To our knowledge, a pattern of peribronchial consolidations containing patent air bronchogram of MPMN has never been described in the English research so far. There are many differential diagnoses for multiple peribronchial consolidations containing patent air bronchogram including both of benign lesions, such as multifocal bronchopneumonias or cryptogenic organizing pneumonias, and pneumonic malignant lesions, such as primary pulmonary adenocarcinomas or pulmonary lymphomas (13). Adenocarcinoma lineage, especially epidermal growth factor receptor (EGFR) -mutation- positive adenocarcinomas commonly show patent air bronchogram with lepidic growth spreading along the alveolar wall (14). Therefore, in patients with lung cancer including EGFR - mutation - positive lung cancer, MPMNs should be excluded for the final diagnosis of lung to lung metastases regardless of imaging findings indicating multiple small nodules or multiple peribronchial consolidations.

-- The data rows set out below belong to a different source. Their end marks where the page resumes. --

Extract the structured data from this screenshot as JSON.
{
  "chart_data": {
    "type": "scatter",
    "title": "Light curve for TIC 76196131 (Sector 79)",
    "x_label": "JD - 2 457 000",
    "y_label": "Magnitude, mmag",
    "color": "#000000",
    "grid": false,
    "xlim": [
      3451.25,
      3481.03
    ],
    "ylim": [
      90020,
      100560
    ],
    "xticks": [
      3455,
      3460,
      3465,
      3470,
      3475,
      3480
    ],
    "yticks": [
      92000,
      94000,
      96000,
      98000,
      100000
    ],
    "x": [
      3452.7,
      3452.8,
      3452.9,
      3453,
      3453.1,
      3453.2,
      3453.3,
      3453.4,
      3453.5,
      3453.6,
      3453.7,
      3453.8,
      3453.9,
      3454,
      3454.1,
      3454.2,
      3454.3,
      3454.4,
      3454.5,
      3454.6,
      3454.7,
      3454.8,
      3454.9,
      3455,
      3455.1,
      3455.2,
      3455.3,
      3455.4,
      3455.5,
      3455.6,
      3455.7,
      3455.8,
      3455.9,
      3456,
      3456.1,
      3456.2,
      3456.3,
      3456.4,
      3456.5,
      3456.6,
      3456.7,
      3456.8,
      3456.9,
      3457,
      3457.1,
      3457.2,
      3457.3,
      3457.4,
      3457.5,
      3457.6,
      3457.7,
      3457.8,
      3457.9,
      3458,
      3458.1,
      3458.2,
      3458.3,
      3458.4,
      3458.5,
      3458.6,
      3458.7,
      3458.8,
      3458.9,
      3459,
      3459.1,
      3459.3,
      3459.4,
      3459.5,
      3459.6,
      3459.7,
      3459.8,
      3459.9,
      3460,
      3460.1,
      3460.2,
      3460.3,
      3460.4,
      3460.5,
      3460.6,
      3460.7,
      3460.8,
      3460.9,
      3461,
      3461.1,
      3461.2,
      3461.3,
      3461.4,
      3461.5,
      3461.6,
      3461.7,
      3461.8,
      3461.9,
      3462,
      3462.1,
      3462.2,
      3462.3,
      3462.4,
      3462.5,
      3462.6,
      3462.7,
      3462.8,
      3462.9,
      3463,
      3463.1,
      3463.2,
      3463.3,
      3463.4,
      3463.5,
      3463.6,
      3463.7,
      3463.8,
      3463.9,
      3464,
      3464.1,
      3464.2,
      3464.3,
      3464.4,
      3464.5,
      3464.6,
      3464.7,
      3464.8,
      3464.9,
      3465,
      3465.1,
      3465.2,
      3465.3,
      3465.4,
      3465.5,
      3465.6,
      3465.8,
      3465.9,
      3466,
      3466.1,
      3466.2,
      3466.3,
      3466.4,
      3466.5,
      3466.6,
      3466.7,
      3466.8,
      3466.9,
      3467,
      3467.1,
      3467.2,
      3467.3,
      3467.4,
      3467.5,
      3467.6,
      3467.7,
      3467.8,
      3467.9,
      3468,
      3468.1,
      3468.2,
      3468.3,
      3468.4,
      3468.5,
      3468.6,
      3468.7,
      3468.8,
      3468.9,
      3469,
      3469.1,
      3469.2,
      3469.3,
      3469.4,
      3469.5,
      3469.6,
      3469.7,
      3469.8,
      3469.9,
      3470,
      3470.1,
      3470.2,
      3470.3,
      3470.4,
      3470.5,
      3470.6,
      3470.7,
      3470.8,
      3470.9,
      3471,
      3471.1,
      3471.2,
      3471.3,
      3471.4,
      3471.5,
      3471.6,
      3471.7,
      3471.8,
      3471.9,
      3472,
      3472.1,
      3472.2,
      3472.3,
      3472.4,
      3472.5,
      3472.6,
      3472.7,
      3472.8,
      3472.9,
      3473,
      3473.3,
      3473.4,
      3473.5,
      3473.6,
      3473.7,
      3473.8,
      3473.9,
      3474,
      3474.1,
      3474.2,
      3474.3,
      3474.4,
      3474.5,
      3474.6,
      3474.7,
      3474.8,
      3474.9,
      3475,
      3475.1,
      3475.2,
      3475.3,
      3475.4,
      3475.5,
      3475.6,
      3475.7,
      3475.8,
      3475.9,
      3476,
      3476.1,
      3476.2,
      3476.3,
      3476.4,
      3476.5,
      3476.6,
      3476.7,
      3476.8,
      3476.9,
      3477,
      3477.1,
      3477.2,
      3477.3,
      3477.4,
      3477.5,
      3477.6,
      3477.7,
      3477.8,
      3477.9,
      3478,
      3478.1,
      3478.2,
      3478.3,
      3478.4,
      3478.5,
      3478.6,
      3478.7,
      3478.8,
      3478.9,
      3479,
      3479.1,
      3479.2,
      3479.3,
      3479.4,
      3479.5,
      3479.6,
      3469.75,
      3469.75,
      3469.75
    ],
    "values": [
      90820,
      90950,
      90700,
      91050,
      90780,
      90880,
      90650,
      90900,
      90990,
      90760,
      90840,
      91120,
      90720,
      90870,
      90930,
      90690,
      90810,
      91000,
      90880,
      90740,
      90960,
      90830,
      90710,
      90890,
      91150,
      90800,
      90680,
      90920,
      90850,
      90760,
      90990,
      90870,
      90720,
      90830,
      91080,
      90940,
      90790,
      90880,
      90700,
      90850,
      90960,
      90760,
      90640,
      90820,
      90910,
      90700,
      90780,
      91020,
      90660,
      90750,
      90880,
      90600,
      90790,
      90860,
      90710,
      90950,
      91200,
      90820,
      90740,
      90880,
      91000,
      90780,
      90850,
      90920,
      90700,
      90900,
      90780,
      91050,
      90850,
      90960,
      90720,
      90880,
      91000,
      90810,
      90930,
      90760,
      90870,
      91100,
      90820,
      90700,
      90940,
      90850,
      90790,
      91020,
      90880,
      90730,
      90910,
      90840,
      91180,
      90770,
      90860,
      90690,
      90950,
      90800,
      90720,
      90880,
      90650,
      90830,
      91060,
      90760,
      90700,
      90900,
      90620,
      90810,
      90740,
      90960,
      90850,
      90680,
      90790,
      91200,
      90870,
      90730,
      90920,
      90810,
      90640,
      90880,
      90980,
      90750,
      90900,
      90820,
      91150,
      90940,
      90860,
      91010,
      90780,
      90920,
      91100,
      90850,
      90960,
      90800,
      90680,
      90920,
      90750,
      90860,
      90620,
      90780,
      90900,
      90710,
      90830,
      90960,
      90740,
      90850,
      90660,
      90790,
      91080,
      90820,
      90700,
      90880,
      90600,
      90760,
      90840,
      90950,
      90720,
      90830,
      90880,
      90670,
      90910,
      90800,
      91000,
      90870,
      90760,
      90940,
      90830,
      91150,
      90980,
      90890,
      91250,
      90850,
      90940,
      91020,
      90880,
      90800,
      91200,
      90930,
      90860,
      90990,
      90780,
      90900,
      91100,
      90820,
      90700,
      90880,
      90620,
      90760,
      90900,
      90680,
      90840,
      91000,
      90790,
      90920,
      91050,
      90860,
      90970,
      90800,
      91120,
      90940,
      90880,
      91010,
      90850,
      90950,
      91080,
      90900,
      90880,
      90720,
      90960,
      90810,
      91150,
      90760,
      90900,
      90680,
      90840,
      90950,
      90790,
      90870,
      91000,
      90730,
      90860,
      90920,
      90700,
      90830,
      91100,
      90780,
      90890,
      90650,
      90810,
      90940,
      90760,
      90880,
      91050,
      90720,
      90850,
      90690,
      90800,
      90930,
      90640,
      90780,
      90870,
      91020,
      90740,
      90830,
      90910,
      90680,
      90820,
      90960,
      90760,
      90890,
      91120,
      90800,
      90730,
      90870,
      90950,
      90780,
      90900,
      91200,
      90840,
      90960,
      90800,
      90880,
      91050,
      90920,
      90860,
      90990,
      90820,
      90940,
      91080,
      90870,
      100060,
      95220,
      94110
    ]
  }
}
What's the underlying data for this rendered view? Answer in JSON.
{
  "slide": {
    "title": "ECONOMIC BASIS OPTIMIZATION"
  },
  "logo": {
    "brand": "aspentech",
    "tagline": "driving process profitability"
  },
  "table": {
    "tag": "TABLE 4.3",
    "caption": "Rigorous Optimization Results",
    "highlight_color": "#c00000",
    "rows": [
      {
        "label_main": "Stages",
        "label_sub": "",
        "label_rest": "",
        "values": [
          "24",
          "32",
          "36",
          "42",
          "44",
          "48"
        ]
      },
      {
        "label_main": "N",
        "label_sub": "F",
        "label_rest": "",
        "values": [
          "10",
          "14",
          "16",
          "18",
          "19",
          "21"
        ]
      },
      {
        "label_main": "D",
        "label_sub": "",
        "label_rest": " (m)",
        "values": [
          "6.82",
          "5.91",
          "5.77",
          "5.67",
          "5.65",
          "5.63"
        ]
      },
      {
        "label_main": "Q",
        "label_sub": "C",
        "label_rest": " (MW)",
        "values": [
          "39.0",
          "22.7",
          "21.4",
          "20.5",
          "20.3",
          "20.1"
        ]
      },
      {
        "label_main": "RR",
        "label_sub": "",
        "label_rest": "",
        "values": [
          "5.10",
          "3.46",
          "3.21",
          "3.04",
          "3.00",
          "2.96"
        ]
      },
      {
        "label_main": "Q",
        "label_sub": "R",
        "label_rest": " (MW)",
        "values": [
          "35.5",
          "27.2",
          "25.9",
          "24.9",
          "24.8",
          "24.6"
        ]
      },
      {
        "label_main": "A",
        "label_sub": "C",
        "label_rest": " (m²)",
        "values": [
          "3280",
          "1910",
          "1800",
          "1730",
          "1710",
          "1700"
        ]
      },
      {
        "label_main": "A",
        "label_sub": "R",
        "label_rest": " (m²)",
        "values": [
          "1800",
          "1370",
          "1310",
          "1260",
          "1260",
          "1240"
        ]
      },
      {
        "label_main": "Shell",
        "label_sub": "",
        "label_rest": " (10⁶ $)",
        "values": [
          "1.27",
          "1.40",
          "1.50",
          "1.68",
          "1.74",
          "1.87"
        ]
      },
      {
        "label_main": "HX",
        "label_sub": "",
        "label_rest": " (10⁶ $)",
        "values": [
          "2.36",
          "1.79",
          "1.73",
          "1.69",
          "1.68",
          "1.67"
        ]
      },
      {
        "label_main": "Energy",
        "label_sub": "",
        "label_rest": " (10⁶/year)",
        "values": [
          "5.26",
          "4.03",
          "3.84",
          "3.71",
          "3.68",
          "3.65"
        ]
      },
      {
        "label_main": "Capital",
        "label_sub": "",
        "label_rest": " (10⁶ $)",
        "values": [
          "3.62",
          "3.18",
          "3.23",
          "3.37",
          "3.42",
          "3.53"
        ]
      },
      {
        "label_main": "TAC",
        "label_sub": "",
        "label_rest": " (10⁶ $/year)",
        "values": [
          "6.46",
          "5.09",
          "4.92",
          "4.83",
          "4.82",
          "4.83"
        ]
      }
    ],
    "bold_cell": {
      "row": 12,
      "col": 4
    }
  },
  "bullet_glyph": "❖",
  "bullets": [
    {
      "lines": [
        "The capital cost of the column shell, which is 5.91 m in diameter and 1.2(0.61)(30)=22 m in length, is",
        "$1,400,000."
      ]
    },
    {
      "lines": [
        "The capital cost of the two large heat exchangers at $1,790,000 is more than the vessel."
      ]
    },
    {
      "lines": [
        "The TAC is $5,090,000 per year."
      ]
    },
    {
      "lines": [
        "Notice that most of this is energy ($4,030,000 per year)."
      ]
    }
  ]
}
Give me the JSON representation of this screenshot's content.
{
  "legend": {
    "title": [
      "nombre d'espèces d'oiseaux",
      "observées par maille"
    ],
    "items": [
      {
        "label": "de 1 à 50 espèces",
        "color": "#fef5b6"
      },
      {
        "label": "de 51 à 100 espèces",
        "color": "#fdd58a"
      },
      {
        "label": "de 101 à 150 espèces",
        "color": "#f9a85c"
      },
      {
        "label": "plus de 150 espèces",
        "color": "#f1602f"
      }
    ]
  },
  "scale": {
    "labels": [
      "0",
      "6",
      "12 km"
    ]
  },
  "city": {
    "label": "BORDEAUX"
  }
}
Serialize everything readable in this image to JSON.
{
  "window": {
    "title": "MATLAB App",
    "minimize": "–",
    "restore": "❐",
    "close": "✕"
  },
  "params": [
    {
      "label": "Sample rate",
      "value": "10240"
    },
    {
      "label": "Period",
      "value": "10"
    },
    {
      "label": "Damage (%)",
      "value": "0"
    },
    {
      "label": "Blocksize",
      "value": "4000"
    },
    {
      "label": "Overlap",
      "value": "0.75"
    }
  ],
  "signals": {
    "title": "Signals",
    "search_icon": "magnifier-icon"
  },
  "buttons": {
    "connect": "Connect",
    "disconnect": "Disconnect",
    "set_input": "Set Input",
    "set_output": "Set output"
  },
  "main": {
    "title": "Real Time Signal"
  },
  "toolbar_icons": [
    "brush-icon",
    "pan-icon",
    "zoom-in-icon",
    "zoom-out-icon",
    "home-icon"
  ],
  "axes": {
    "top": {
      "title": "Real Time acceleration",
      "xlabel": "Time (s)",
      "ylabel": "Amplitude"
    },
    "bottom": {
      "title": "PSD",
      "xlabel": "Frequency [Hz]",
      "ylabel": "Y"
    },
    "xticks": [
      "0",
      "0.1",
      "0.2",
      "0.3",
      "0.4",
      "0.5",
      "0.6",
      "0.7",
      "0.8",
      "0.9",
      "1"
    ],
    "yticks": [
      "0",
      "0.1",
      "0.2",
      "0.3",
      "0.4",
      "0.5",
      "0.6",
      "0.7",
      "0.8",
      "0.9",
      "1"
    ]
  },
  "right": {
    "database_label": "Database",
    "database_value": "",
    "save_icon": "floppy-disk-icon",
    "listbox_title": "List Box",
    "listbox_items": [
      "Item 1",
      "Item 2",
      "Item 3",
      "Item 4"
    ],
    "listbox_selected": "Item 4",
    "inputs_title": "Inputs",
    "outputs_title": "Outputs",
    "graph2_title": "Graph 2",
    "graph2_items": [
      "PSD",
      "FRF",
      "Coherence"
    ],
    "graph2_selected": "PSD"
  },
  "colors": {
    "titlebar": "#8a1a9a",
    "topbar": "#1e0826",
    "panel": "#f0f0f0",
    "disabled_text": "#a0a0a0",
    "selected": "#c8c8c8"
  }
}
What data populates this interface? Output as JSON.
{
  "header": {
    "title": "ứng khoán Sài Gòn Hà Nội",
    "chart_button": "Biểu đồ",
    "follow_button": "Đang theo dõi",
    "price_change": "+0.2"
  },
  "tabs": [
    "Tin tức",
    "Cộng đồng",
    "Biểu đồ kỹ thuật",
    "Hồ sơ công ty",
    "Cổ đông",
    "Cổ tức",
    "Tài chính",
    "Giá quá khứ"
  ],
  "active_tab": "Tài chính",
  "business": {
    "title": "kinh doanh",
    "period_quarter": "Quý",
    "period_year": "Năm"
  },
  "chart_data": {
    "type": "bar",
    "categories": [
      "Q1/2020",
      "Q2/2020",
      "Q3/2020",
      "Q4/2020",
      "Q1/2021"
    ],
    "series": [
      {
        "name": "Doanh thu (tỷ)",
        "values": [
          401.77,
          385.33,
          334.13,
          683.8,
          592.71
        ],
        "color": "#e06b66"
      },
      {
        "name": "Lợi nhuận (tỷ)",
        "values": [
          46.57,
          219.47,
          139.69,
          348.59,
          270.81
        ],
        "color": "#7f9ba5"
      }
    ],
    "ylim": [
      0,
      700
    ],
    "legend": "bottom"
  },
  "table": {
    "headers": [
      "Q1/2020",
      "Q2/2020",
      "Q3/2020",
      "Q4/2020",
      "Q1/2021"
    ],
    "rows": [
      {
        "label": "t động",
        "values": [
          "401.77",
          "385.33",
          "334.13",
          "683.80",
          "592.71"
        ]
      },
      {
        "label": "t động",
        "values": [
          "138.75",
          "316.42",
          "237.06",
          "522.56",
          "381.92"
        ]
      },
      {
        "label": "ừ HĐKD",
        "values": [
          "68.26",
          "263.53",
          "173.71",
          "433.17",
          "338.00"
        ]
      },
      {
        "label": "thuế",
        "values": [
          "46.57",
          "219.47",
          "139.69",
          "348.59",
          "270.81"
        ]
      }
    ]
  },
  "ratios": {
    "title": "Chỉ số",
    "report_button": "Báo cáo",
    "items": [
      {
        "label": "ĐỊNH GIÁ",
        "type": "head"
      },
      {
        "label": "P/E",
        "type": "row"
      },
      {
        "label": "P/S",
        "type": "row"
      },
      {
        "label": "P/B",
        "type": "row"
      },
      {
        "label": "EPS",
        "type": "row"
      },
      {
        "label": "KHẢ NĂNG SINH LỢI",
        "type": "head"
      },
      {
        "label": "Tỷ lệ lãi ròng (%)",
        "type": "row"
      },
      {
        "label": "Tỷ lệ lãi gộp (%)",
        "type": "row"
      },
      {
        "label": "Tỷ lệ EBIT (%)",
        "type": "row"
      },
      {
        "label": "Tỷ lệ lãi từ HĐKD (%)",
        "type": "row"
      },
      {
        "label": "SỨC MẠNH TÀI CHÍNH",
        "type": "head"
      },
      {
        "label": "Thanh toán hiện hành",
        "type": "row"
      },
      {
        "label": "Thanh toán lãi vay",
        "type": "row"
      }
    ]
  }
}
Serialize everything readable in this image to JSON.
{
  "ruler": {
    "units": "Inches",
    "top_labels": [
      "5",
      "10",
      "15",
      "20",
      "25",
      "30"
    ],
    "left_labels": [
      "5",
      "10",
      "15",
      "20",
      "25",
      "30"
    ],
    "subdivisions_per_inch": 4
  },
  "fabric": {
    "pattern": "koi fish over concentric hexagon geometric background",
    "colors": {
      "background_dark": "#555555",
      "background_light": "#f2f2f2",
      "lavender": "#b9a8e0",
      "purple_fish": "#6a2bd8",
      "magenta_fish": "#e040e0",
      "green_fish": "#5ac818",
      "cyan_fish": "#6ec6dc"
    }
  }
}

Patients with MPMNs are usually asymptomatic (3). However, the patient in this report was symptomatic and she complained of dyspnea. We presumed this symptom was related to atypical extensive peribronchial involvement of MPMNs that were presented as multiple peribronchial consolidations, rather than multiple small nodules. As a result, the term of MPMN is not appropriate in this case, but rather “diffuse pulmonary meningotheliomatosis” is more correct.
In conclusion, MPMNs should be considered in the differential diagnosis of peribronchial consolidations with patent air bronchogram to prevent potential diagnostic pitfall. For the same reason, they should also be considered in the imaging findings suggestive of pneumonic type lung malignancies after excluding pneumonia, particularly when the possibility of malignancy is weak with low fluorodeoxyglucose (FDG) uptake and normal tumor markers.